Migranten uit kolonies waren erg actief in het verzet

Het koloniale en slavernijverleden van Hofstad Den Haag
7 minuten leestijd
Registratiekaart van verzetsman George Maduro als gevangene in Dachau, 1945
Registratiekaart van verzetsman George Maduro als gevangene in Dachau, 1945 (CC BY-SA 4.0 - Arolsen - wiki)
Deze week verschijnt Het koloniale en slavernijverleden van Hofstad Den Haag bij uitgeverij Boom. Hierin wordt ingegaan op de rol van Haagse elites en hun koloniale belangen, op de aanwezigheid van tot slaaf gemaakten uit Afrika en Azië in de Hofstad, en ook op de belangen en betrokkenheid van het huis van Oranje-Nassau. Beschreven wordt hoe de koloniale geschiedenis en de dekolonisatie directe sporen in de stad achterlieten. Ook vooroorlogs antikoloniaal activisme, de Tweede Wereldoorlog en de naoorlogse migratie vanuit de koloniën naar Den Haag komen aan de orde. Op Historiek plaatsen we een fragment uit het boek, over de verzetsstrijders uit het Caribisch gebied en Nederlands-Indië die oververtegenwoordigd leken in het verzet.

Vechten tegen kolonialisme én fascisme

Karel Michielsen was een Indische jongen en daar was hij trots op. Hij zei eens: ‘Is het je ook opgevallen hoeveel mensen uit Indië actief zijn geweest in oorlog en verzet? Statistisch gezien zijn we sterk oververtegenwoordigd.’ En hij noemde een lange rij prominenten uit de periode die langzamerhand vaderlandse geschiedenis is geworden, om zijn stelling te onderbouwen. ‘Dat komt omdat we een bijzonder soort zijn.’
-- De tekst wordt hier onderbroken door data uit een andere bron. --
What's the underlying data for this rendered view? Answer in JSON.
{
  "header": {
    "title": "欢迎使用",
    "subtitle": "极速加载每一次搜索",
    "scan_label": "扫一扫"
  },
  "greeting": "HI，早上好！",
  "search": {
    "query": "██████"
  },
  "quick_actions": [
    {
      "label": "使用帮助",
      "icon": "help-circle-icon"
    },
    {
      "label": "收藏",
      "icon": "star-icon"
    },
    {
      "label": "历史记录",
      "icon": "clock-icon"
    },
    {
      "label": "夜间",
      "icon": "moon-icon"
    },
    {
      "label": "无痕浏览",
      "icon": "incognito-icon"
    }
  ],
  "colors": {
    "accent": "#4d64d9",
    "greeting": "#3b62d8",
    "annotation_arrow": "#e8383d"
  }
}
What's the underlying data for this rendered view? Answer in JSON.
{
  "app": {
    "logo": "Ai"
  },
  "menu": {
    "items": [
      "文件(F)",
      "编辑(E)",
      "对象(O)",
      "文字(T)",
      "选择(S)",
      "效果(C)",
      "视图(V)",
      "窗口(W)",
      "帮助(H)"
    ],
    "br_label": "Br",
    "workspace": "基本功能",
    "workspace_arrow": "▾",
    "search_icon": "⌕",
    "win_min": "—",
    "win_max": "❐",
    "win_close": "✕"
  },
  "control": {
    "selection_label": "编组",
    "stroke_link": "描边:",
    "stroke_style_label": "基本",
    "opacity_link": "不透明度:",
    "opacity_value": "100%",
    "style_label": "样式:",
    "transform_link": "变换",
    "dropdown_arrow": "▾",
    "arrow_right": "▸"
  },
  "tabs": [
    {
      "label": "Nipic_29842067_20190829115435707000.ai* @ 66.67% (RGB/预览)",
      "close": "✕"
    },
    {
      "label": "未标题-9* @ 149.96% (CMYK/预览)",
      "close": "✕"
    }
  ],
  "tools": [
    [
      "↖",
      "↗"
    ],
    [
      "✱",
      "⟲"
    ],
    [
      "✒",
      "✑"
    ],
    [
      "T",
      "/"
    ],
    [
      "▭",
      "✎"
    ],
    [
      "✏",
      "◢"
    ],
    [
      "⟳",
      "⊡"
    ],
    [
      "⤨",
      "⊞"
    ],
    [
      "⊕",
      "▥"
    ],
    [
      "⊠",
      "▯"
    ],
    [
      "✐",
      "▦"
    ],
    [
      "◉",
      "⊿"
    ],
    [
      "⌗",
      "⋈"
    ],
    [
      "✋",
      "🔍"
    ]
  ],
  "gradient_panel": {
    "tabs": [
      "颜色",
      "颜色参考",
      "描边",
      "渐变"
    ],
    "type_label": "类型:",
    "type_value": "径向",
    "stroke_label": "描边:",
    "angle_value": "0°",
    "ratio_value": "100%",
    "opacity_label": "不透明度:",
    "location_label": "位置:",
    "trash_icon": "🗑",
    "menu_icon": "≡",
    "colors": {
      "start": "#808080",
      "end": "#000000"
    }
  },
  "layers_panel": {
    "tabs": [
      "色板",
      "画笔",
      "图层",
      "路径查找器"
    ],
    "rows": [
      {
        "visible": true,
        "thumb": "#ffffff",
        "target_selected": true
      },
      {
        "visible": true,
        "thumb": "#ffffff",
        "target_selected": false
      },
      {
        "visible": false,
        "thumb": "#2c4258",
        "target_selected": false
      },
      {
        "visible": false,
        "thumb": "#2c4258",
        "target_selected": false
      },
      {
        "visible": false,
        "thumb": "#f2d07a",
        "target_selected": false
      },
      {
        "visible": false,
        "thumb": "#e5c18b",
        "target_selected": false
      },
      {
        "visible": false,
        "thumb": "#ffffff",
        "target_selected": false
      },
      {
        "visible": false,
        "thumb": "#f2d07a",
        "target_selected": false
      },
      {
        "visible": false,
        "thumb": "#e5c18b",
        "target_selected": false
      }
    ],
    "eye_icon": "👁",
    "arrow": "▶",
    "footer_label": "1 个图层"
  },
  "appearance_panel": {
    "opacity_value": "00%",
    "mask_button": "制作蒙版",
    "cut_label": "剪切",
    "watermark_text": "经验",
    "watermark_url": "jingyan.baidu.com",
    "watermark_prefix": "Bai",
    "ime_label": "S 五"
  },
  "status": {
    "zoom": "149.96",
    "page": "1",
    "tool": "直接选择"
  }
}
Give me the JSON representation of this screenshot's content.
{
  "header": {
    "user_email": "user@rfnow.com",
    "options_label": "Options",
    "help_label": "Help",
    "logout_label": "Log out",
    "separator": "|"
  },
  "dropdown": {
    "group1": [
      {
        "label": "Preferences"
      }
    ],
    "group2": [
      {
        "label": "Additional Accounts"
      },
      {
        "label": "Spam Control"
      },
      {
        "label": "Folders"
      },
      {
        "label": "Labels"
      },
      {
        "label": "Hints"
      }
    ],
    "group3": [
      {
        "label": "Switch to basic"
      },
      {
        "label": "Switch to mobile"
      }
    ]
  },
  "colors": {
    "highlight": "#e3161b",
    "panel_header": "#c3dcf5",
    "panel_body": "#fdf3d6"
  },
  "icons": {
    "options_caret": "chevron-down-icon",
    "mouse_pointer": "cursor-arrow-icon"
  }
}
Deze passage komt uit een in memoriam voor Karel Michielsen, die tijdens de Tweede Wereldoorlog oorlogsvlieger en Engelandvaarder was. En hoewel hij als Indische jongen claimt dat juist ‘zijn’ Indische groep een speciale rol had gespeeld in het verzet tegen nazi-Duitsland, komen we deze oververtegenwoordiging eveneens tegen in het aandeel van strijders uit Suriname en de Antilliaanse eilanden, die in het Nederlandse verzet tegen de Duitse overheersing actief waren. Wat betekende de Duitse bezetting voor migranten uit de kolonies, wie kozen voor het verzet, waarom deden zij dit, en hoe liep het met hen af?

‘Teruggaan in een wereld in oorlog blijkt vrijwel onmogelijk’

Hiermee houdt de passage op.